In consideration thereof, Liziz Standaco must return to the state government assets amounting to RM389.09 million. But as far as the AG’s Report is concerned, the Kelantan state government has only received a paltry sum of RM45.7 million to date. The remaining RM343.4 million is still outstanding at the time this analysis is drafted.

Eyebrows were raised in concern when the AG’s report also stated that Liziz Standaco had pledged 13.52 acres of the land in question as collateral to secure a RM75 million loan. While it is not immediately clear whether Liziz Standaco had used part of the RM75 million’s loan to pay the RM45.7 million to state government, it can in many ways suggest that the company is not in the best financial footing to navigate the project to the shore of success.


Now, let’s shift our focus to the northern state of Kedah. Incidentally, around the same time the controversial National Feedlot Corporation (NFC) started its cattle business, a wholly owned entity of the Kedah state government, Kedah Corporation Berhad (KCB), entered into a mammoth joint-venture project with an Australia-based company to rear and import cattle from down under.  KCB had paid RM1million to its partner of choice shortly after the agreement was signed. Unfortunately, the cattle project – which was mired in controversy from the get-go – never actually got off the ground.

Some might argue that KCB’s RM1 million scandal is pale in comparison to that of NFC’s that involved RM250 million. But I disagree. Wastage, by any other name, is still a wastage – especially so for a small economy like Kedah.

If we still insist to go by figures and statistic, the RM1 million involved in this case tantamount to 0.10% of Kedah’s 2011 state budget of RM1 billion. Taken in this perspective, we will also find that the 0.10% is at par with NFC’s 0.11% wastage vis-à-vis RM230 billion of the federal budget.

KCB was also frowned upon when it made generous payments on two failed projects. The first involved the payment of RM4.26 million to a company in Papua New Guinea for a palm oil project which subsequently failed. The second involved a payment of RM1.6 million to a consultant company to “arrange” a USD44 million offshore loan earmarked to fund the same Papua New Guinea’s investment.

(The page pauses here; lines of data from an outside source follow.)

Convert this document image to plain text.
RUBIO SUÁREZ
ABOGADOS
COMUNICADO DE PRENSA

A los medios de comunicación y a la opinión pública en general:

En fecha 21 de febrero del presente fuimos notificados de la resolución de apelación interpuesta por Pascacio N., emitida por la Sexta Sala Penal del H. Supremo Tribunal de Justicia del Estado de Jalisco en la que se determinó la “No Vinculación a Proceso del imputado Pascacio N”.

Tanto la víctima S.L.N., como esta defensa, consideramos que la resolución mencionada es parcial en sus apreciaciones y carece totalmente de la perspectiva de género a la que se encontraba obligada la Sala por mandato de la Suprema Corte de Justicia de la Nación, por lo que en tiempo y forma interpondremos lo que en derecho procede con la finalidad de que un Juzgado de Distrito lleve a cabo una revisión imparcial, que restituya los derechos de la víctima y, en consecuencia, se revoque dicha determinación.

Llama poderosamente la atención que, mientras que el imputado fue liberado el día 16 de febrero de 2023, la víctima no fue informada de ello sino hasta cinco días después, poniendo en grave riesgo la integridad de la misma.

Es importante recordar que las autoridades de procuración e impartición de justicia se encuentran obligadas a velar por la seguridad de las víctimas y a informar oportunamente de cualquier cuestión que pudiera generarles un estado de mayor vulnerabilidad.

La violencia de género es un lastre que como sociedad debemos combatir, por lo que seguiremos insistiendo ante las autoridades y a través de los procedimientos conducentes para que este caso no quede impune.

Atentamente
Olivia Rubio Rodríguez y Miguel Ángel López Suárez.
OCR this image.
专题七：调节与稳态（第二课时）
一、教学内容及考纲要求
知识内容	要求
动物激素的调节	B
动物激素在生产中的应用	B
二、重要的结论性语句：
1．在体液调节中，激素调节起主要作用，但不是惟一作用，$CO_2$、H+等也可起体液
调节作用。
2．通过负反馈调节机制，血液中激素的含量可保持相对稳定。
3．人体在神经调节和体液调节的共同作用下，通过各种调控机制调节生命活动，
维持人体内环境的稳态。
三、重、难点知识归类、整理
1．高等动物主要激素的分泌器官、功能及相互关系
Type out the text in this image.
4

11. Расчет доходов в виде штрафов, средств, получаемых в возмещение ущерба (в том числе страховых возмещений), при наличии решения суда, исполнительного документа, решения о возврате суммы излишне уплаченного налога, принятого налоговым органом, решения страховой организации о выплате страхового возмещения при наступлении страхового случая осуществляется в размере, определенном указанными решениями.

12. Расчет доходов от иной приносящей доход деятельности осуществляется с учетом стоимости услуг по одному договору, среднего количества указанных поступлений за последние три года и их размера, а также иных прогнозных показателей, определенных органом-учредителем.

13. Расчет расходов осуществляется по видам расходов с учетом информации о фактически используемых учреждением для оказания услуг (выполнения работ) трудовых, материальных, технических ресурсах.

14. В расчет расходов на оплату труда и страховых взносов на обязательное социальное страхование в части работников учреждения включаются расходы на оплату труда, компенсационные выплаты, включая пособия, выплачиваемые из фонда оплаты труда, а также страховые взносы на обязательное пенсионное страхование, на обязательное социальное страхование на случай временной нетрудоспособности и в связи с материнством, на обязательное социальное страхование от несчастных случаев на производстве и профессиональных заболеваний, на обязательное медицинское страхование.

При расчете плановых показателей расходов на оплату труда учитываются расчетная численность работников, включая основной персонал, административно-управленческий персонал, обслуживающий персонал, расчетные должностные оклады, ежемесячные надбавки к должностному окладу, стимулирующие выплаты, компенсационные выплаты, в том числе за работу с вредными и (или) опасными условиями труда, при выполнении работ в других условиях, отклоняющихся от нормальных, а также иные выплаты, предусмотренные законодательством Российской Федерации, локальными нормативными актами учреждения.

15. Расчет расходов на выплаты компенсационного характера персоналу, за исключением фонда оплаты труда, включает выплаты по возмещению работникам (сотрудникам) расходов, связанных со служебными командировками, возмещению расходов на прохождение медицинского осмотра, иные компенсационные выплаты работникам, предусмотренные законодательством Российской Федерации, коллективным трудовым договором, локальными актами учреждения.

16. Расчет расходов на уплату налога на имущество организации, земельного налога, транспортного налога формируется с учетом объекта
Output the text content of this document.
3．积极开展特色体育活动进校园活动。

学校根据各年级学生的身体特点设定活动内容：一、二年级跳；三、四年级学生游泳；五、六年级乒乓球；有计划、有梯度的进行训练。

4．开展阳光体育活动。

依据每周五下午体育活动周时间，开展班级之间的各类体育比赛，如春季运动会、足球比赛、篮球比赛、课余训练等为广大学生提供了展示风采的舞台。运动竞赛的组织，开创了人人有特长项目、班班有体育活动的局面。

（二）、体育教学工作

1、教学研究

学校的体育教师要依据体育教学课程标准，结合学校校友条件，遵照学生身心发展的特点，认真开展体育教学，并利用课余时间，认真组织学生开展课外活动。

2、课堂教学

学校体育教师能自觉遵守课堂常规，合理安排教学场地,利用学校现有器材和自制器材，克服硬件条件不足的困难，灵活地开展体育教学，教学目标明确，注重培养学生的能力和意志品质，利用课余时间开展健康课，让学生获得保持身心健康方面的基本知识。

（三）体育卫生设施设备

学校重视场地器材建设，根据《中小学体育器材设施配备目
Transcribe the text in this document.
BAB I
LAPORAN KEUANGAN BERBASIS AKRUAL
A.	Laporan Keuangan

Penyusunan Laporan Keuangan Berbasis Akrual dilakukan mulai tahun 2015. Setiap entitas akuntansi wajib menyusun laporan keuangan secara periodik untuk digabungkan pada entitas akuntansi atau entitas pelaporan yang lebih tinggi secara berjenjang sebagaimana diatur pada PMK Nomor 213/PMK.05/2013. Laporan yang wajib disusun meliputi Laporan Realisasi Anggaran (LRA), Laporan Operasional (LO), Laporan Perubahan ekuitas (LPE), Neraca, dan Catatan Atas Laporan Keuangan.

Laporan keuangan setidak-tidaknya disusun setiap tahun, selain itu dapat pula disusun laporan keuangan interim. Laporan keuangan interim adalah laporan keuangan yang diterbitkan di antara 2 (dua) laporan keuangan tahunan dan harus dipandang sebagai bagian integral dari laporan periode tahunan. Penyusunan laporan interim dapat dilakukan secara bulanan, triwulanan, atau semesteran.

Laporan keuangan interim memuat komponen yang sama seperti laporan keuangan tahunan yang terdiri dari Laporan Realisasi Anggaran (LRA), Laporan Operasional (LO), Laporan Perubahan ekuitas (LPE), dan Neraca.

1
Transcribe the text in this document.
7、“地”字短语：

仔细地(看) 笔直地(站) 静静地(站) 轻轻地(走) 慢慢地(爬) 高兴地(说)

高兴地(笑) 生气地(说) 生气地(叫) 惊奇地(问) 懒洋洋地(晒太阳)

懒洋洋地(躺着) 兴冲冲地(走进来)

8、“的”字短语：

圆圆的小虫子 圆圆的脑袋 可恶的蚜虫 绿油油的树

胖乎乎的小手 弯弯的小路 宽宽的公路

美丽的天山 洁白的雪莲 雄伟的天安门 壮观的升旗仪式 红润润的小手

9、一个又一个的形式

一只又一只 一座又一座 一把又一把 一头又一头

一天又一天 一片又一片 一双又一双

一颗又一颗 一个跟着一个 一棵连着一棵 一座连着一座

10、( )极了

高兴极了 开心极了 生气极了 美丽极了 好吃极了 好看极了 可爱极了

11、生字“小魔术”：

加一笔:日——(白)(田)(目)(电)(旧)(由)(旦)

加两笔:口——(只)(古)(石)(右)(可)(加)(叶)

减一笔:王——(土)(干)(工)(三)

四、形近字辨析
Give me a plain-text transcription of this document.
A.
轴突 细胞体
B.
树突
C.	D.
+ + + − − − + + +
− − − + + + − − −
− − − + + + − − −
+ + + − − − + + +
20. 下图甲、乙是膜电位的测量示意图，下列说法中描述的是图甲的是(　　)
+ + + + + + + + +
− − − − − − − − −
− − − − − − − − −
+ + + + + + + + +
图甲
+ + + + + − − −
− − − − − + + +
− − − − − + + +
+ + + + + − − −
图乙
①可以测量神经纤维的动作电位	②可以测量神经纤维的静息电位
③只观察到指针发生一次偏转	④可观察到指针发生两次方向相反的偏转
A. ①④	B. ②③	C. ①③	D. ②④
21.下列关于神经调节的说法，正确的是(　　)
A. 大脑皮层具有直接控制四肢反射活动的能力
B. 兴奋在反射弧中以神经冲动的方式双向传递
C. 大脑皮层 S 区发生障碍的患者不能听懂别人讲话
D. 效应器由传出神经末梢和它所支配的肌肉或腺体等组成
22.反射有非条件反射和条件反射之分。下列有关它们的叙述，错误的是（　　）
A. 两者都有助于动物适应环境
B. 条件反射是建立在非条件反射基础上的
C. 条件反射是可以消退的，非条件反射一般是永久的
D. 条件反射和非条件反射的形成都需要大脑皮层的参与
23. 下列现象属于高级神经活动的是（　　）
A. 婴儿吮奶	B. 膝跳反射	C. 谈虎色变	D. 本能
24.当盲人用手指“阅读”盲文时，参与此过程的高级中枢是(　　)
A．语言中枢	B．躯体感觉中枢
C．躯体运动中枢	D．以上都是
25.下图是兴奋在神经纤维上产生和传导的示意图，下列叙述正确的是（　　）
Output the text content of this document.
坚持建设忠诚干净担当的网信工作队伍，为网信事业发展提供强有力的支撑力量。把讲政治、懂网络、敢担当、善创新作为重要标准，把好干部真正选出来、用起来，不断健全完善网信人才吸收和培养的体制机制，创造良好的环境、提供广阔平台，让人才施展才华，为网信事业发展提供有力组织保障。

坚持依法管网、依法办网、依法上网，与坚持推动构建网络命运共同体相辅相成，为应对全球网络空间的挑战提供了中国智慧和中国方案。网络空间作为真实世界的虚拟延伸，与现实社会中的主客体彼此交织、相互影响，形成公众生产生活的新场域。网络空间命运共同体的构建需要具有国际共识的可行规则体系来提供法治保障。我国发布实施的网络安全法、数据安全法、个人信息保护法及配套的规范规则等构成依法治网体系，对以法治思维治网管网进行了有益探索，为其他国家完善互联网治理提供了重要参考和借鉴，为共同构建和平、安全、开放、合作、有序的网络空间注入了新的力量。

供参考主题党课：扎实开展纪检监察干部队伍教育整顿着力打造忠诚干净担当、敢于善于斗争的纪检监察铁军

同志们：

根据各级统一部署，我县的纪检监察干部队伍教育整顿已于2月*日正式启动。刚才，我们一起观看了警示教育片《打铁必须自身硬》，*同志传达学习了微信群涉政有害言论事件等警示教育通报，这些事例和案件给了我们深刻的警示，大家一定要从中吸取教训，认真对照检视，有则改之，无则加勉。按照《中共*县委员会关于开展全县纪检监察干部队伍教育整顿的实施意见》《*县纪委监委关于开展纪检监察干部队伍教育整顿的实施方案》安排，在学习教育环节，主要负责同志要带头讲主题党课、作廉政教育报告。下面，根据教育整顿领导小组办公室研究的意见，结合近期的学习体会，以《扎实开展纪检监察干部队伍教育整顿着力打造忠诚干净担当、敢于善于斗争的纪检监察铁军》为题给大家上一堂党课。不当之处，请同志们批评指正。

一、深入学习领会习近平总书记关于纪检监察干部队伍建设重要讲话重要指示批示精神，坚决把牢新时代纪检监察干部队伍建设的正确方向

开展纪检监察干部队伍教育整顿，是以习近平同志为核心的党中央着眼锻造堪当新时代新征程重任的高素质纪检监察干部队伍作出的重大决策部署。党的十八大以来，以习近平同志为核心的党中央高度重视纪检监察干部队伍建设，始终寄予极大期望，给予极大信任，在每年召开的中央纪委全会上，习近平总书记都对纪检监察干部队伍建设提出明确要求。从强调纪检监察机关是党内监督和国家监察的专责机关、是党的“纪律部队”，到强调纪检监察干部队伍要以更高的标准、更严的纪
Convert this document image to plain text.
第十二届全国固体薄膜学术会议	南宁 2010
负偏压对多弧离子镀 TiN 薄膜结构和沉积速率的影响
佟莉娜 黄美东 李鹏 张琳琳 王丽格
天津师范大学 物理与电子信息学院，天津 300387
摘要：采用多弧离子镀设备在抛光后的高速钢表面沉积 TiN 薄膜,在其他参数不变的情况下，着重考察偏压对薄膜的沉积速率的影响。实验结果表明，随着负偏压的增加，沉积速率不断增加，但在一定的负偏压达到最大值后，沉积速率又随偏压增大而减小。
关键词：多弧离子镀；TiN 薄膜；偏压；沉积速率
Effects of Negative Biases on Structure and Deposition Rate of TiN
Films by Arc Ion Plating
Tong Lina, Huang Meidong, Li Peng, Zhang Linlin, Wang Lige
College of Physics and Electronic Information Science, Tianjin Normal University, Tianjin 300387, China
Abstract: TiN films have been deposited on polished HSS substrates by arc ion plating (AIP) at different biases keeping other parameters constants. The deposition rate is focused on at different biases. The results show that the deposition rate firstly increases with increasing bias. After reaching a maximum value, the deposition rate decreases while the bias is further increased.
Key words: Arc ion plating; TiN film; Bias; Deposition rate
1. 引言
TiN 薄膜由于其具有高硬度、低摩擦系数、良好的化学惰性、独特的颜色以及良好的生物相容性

Apart from failing to raise the USD44 million loan (which has since put the project in jeopardy), KCB marched ahead to borrow an additional RM3 million from five local companies. What’s appalling is that the borrowing had been done without the approval from its own board!

Meanwhile the AG’s Report has ticked off Perbadanan Menteri Besar Kedah for paying a whopping RM1,500 per unit for repair of loose electrical distribution board in low-cost public housing projects. And rightly so, too! The government approved market price is capped at only RM15.45 per unit. The difference per unit in this case is a staggering RM1,484.55.

The Perbadanan Menteri Besar Kedah had also overpaid (by 31 times) for power sockets in its low-cost public housing projects. They actually paid RM1,500 per unit when the government-approved market price is only RM50.18 per unit. Simple arithmetic will show that this constitutes an overpayment of RM1,449.82 per unit.


Last but not least, Selangor. The buzz around the overhyped Skim Tabung Warisan Anak Selangor (TAWAS) died an untimely death when the AG’s report pointed out that the scheme was woefully underfunded and had failed to live up to its promise. The promise to give RM100 in form of Simpanan Tetap for every Selangor-born will remain as just another unfulfilled promise.

Since its inception in 2008, 19.4% (60,972) of 313,706 of those who were born in Selangor had applied for the scheme. Out of the 60,972 applications, only 21,918 have been approved.

Selangor has allocated RM13.5 million for TAWAS. But out of that amount, about RM4.5 million was meant for operational costs, setting aside only RM8 million for the actual program itself.

In education sector, Selangor government had incurred losses of RM39.69 million in 2010, and RM13.56 million through Pendidikan Industri YS Sdn Bhd (PIYSB) – the organ that operates UNISEL.

These are only examples of leakages and wastages in Pakatan states. If you read the AG’s Report with microscopic view, you would find much more examples of the same nature.